輸送での取り組み

ニコングループは地球温暖化対策として、輸送部門でのCO2排出量の削減が急務であることを認識し、さまざまな取り組みを行っています。

物流におけるCO2排出量削減

ニコンでは、国内グループ生産会社を含めた物流ルート、輸送量およびCO2排出量を把握し、輸送でのCO2削減に取り組んでいます。国内物流において、2011年3月期のCO2排出量は2,240トン-CO2であり、2007年3月期比14%以上削減(売上高原単位)の目標に対し、14.7%削減となり、目標を達成しました。またアジア地域との国際間物流のCO2排出量を把握するため、現状調査を行いました。

モーダルシフトの推進

複合輸送におけるモーダルシフト

仙台ニコンでは、中国の生産拠点Nikon Imaging (China) Co., Ltd.にデジタルカメラのユニット部品を送る輸送手段として、従来は、宮城県から成田まではトラックを、成田から上海までは航空機を利用していました。
コストダウンと環境負荷低減のために改善活動を行い、国内輸送ルートを宮城県から福岡県に変えるとともに、この区間の輸送手段を鉄道に切り替えました。また、福岡から上海への輸送は、環境負荷の小さい船舶に変更しました。このように、複合輸送においてモーダルシフト化を推進することで、コストダウンと環境負荷低減を実現しました。

モーダルシフトの拡大

インストルメンツカンパニーでは、トラック輸送から環境負荷が少ない鉄道輸送へ切り替えるモーダルシフトを行っています。現在、実施可能な納品分より順次切り替えを実施しており、今後も、条件が整ったものより積極的に展開していく予定です。

エコドライブの推進


東京都エコドライビングコンテスト

ニコングループの物流輸送に携わっているニコンビジネスサービスでは、保有する大型貨物車すべてにデジタルタコグラフを搭載しています。
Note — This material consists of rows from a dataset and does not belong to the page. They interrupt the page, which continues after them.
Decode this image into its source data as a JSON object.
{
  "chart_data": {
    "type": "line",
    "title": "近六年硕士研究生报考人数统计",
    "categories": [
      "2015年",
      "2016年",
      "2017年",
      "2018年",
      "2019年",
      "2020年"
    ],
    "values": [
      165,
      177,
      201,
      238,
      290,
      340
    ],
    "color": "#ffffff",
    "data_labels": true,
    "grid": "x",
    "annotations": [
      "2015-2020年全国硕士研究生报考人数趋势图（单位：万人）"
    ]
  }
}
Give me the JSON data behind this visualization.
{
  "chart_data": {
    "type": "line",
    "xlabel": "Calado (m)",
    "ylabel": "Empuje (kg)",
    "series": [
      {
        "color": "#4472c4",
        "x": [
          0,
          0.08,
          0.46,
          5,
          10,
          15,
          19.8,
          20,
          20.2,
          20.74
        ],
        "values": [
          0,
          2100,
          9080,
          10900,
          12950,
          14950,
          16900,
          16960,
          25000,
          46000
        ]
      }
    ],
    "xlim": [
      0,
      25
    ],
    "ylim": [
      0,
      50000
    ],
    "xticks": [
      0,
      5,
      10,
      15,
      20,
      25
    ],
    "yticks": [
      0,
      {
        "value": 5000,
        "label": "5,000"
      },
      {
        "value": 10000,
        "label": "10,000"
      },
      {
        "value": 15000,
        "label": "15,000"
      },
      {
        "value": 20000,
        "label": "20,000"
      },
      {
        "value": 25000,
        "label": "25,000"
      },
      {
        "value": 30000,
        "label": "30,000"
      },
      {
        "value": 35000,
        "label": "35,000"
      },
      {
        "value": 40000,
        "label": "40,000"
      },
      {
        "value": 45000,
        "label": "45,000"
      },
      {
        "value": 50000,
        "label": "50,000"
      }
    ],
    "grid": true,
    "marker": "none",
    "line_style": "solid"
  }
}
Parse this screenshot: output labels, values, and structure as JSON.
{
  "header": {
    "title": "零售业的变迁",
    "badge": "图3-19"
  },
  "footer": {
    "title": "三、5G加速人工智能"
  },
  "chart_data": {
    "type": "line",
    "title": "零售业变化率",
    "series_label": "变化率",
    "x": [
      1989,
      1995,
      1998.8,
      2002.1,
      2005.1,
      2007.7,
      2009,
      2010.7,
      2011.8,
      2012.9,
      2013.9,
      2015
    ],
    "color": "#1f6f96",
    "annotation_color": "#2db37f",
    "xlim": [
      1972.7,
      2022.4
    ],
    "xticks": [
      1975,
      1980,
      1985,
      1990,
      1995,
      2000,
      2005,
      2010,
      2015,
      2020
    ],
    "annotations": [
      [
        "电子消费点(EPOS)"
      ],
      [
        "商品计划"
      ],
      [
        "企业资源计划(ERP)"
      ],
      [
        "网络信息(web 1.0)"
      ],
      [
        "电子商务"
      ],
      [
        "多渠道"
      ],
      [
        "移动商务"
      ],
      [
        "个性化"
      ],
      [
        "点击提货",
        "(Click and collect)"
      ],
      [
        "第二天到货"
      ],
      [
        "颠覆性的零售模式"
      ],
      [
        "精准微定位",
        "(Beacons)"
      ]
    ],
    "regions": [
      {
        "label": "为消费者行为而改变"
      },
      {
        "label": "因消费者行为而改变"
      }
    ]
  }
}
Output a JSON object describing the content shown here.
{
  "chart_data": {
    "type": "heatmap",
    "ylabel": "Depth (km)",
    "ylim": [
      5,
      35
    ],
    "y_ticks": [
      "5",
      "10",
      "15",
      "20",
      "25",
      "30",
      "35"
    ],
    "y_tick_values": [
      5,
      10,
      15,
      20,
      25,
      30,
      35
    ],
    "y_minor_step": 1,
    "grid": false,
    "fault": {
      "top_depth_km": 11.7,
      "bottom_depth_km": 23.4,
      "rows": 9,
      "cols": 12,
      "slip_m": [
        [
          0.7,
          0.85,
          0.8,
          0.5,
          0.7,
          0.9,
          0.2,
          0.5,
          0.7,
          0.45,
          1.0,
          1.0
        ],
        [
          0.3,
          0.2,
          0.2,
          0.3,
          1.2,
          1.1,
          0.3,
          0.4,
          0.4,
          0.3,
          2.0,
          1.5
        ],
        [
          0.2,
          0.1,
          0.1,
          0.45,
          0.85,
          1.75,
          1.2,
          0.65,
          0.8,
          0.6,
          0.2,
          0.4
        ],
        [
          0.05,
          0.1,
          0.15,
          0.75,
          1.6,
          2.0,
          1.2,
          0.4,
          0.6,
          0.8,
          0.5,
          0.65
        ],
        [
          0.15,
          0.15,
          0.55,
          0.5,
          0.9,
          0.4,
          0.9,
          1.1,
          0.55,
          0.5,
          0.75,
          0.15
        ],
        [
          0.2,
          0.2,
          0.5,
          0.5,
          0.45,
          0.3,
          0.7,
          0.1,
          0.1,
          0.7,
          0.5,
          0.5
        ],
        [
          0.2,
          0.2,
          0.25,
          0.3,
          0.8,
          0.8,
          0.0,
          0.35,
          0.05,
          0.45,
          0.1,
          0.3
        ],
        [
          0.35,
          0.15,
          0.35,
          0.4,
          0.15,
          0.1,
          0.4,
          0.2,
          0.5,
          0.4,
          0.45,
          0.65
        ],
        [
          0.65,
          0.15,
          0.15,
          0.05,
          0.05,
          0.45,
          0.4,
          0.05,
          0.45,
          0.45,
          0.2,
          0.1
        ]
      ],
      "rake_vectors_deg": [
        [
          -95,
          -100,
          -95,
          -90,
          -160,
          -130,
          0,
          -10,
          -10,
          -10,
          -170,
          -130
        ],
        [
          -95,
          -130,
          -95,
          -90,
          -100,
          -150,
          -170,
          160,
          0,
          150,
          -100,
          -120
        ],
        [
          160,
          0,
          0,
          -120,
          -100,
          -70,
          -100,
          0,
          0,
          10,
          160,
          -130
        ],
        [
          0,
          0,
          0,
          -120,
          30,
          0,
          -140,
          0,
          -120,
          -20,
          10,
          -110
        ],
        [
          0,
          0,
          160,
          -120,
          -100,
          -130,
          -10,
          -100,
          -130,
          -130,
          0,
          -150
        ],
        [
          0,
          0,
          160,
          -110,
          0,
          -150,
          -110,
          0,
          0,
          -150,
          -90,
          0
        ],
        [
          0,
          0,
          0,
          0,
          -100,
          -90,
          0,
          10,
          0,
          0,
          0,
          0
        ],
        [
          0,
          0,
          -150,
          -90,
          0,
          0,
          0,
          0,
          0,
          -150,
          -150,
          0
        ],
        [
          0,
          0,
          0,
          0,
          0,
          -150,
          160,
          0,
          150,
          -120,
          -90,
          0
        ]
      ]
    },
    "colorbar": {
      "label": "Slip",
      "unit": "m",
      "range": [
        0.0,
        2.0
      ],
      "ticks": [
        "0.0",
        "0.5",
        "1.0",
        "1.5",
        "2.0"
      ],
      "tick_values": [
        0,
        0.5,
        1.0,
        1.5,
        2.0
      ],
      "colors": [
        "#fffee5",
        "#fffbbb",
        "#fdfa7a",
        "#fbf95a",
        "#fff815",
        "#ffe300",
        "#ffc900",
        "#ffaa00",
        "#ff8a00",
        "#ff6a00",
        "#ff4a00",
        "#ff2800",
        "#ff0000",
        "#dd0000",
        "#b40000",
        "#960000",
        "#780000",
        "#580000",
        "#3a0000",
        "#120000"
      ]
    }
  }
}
走行経路、発着時刻、一般道や高速道での最高速度、急発進・急加速、急ブレーキの回数、休憩時間などをすべて記録・管理し、評価を行うことで、今後のさらなる燃費改善と運転者の安全意識の向上をめざしています。また、ドライバー全員が定期的にエコドライブ講習会を受講しています。2010年10月には、東京都主催で開催された「東京都エコドライビングコンテスト」のプロドライバー部門に2名が参加しました。
入賞にはいたりませんでしたが、エコドライブ技術を総合的に評価するコンテストに出場したことで、普段の運転操作を再確認することができました。
ニコンインステックでは、営業車の運行管理にテレマティクスを利用し、安全運転やエコドライブの推進を図っています。これにより運転者の環境意識が向上しています。

  • テレマティクス

    自動車などの移動体に通信システムを搭載し、燃料消費量などの情報をやりとりするシステム。

アイドリングストップの実施

半導体露光装置などの運搬では、荷室は厳密な温度管理が求められます。従来の車両では、空調機を作動させるため、停車中もエンジンをかけていました。しかし、現在、自社工場敷地内では、外部から電源を取り込み空調を作動させるようにしたため、アイドリングストップが可能となりました。ニコンビジネスサービスでは保有する車両すべてに外部電源システムを導入しています。

低公害車導入の取り組み

ニコン熊谷製作所では、通勤バスに天然ガス車両を3台導入し、CO2排出量の削減に努めています。
また、ニコンビジネスサービスでも、輸送トラックを順次、低燃費車対応の車種に切り替えています。今後は、天然ガス車両を導入していく予定です。